Since my interest is in Lawrence's total achievement, I have not followed the usual habit of Lawrence's critics of dividing my work into separate discussions of individual books. In all the chapters I move freely among his essays and his fiction. The first chapter aims at defining Lawrence's utopianism by placing it in a tradition of "tablet-breakers" (Nietzsche's phrase) and then considering some of the peculiar consequences i t has for his art. The effort in the following chapters is to show the effect of Lawrence's utopianism on his views of nature, myth, and religious experience. Lawrence's ideas are not viewed as separate from his art; on the contrary, my attention is to the ways in which art and idea function-or fail to function-integrally in Lawrence's work. The study of his utopianism leads inevitably to his vision of "the greater life of the body," which is the subject of the fourth chapter.

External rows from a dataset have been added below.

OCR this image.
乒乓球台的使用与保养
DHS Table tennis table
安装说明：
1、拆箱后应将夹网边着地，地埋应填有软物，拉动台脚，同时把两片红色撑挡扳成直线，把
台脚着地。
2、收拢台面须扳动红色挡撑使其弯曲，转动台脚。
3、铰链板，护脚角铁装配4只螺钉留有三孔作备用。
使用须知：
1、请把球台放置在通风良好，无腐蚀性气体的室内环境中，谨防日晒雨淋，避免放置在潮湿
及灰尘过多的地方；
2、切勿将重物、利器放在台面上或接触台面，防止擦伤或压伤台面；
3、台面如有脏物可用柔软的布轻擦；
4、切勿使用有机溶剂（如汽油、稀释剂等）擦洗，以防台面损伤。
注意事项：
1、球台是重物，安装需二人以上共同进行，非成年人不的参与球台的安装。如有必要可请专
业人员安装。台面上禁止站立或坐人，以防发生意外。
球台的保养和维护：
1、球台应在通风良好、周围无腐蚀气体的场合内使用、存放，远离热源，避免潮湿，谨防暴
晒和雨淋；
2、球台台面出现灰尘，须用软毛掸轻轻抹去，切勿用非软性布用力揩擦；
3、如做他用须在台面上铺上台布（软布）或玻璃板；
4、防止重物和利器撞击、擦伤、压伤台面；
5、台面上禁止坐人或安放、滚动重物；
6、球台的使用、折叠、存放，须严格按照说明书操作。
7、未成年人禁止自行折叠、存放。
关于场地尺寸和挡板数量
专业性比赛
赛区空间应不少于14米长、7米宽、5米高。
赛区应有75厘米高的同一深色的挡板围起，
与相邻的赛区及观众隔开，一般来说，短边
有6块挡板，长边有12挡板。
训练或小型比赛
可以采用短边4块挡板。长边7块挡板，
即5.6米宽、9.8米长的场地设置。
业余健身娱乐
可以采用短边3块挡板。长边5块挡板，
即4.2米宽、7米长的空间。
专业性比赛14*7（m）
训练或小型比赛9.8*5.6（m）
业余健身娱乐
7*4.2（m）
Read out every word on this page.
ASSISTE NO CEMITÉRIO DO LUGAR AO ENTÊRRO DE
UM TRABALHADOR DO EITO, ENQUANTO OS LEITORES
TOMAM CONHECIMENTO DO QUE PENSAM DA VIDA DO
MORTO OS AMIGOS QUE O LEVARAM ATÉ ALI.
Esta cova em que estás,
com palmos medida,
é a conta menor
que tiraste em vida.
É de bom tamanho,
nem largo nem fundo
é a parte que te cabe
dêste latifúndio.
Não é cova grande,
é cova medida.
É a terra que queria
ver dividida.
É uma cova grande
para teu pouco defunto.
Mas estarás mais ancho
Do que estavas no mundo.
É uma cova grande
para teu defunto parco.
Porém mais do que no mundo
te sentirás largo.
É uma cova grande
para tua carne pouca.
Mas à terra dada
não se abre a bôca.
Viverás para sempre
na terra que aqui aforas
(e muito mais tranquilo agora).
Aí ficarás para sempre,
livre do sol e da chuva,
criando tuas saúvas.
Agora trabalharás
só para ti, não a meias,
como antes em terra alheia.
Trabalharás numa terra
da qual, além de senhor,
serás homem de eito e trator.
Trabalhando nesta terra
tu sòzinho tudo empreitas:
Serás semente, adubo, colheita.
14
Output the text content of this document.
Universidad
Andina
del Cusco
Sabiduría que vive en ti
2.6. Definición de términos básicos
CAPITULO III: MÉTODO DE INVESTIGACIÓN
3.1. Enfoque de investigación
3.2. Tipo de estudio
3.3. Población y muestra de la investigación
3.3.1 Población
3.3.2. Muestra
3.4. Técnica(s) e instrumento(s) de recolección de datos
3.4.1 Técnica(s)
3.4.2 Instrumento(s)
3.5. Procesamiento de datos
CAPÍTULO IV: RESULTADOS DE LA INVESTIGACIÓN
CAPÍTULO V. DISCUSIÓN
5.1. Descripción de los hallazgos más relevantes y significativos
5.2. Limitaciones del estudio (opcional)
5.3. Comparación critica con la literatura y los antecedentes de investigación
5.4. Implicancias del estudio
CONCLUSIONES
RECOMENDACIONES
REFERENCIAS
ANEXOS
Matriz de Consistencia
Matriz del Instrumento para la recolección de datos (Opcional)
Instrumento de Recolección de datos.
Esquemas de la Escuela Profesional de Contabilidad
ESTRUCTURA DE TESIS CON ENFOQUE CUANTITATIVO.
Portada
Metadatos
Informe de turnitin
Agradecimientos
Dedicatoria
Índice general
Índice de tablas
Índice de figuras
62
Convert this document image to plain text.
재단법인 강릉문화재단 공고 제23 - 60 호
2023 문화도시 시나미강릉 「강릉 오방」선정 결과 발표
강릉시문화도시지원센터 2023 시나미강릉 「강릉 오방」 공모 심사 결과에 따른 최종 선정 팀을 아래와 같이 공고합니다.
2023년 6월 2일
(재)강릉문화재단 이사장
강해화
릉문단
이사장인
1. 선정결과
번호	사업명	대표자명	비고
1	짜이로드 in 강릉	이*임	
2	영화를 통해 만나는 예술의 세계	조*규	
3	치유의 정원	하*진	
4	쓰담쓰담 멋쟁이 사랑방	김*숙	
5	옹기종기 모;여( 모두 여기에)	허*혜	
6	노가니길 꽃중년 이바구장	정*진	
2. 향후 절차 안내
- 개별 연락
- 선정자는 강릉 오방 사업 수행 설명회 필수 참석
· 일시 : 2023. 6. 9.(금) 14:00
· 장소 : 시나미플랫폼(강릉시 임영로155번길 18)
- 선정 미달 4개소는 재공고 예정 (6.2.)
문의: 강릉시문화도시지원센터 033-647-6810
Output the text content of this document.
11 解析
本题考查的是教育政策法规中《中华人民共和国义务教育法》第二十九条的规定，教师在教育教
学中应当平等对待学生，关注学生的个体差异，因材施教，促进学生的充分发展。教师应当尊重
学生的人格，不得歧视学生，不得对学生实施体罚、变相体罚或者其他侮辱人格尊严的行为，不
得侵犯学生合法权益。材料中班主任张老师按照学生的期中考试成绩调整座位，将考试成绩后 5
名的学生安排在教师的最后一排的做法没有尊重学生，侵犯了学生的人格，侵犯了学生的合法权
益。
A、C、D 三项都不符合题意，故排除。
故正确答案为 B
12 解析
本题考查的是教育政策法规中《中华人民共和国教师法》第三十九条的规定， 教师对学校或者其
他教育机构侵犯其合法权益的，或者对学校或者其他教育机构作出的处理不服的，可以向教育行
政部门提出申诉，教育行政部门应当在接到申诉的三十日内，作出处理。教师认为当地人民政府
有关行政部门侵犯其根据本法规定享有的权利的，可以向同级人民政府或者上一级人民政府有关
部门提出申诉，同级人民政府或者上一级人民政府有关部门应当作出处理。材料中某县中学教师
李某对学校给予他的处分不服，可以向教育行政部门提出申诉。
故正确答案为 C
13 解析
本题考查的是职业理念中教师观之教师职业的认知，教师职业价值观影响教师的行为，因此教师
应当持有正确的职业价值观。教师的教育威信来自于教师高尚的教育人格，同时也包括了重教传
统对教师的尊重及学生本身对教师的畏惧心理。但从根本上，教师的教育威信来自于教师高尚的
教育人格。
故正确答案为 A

O f particular relevance to this vision is Nietzsche's conception of the Dionysian and the Apollonian as it is developed in The Birth of Tragedy. "The power-urge" which preoccupied Lawrence during the "dark period" of his career is shown to be no sudden invention of Lawrence's but the full emergence of the Dionysian theme which is present in almost all his work. Consequently, Aaron's Rod and Kangaroo, the novels of the "dark period," which are either ignored or disparaged by critics, are given serious attention in the fifth chapter. The theme of power becomes the basis of a fresh interpretation of The Man Who Died, the masterpiece of the final period. The chapter concludes with a discussion of Lawrence's version of the Christ story. Lawrence's bond with Jesus, the bond of one tablet-breaker with another, and

his hostility to Christianity, already anticipated in the chapter on the religious character of his imagination, are discussed in connection with writers who were in a comparable relation to the Christian tradition: Blake, Dostoevsky, and Nietzsche. The study concludes with an emphasis on the visionary character of Lawrence's work and an evaluation of its importance for civilization.